I have spent a decade already on One Million by One Million with the mission of helping a million entrepreneurs reach their first million in revenues.
The journey has led me down many corridors of technology.
The one that excites me the most is Platform-as-a-Service (PaaS).
Today, there are easily 200+ B-to-B SaaS companies out there, including 50+ public ones. The IPO market for cloud stocks is rich and we will see many others go public in due course. These are solid companies, nothing foo-foo about them.
At least 10-20 of these are also exploring PaaS in a serious way. Some of these have particular focus on the startup ecosystem whereby entrepreneurs are building SaaS applications on their platforms and selling through their app marketplaces.

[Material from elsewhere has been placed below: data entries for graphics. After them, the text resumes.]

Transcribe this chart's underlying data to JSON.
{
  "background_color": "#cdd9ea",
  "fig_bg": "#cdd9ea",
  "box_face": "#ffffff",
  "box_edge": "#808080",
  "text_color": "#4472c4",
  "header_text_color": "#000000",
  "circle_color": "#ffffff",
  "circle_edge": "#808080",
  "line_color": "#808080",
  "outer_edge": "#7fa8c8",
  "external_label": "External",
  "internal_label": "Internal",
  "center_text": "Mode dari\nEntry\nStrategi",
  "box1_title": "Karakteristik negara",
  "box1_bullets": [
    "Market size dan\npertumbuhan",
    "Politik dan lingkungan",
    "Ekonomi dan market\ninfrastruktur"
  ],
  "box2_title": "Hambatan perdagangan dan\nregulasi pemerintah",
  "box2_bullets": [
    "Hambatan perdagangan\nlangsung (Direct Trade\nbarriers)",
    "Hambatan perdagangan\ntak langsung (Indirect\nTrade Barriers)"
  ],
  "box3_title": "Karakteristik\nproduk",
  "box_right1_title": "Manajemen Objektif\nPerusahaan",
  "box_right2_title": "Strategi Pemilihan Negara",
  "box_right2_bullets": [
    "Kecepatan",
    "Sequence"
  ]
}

If you’ve been reading my commentary on PaaS, you have already encountered several such players including Atlassian (NASDAQ: TEAM), Twilio (NYSE: TWLO) and Shopify (NYSE:SHOP), as well as Salesforce.com (NYSE: CRM), the market leader.
There is clear evidence that each of these platforms are capable of supporting thousands of app entrepreneurs through their PaaS marketplaces.
So why am I excited?
Let’s run some numbers.
If 200 PaaS marketplaces mature over the next two decades to support 5000 startups each, that amounts to a million entrepreneurs. And if each reaches a minimum of a million in revenue, then just on the wings of 200 PaaS platforms, our mission of One Million by One Million can be accomplished.
Each platform would facilitate $5 billion in revenue, and therefore, each platform would make a billion or two themselves.
Within each PaaS ecosystem, MicroVCs would find attractive, capital-efficient investment opportunities.
Within each PaaS ecosystem, exits would happen with the platform vendor buying a small subset of developers as Salesforce.com and Atlassian are already doing.
And within each PaaS ecosystem, numerous profitable, sustainable, long tail businesses would thrive.
THIS was the vision that I started 1Mby1M with.
And here, we have beginning evidence that PaaS, in itself, can orchestrate a trillion dollars of global GDP within a couple of decades.
Globally, startup ecosystems are trying to mature.
I was recently in Kolkata, where I was born and raised. The ecosystem has taken a long time to get moving. My hypothesis is that such ecosystems would do well to ride on the wings of certain PaaS marketplaces to achieve scale.
Last year, I was approached by players in Nepal with the desire to build an ecosystem there. Nepal is much farther behind Kolkata, and yet, an opportunity to leapfrog is coming together for all these backwater places.
Let us say, a robust community of entrepreneurs comes together in Palestine, who specialize in building analytics apps on top of the Alteryx platform. Alteryx helps them find customers through their marketplace.
Another, in Botswana specializes in HubSpot.
One in Chandigarh specializes in ServiceNow.
You see why I am excited?
I would like each of these PaaS players to use the One Million by One Million Incubator-in-a-Box to support their developer ecosystems globally. Today, developer ecosystems pay a lot of attention to supporting entrepreneurs technically. My hypothesis is that these companies need business support as much as technical support.
Else, they would be technically solid, while running out of cash and going out of business.
On the other hand, if sustainable long tail businesses can be built at scale, for every $5 billion in revenue a PaaS ecosystem facilitates, the platform vendor would itself make $1-2 billion in revenue.
That would amount to $10-20 billion in tangible market cap increase.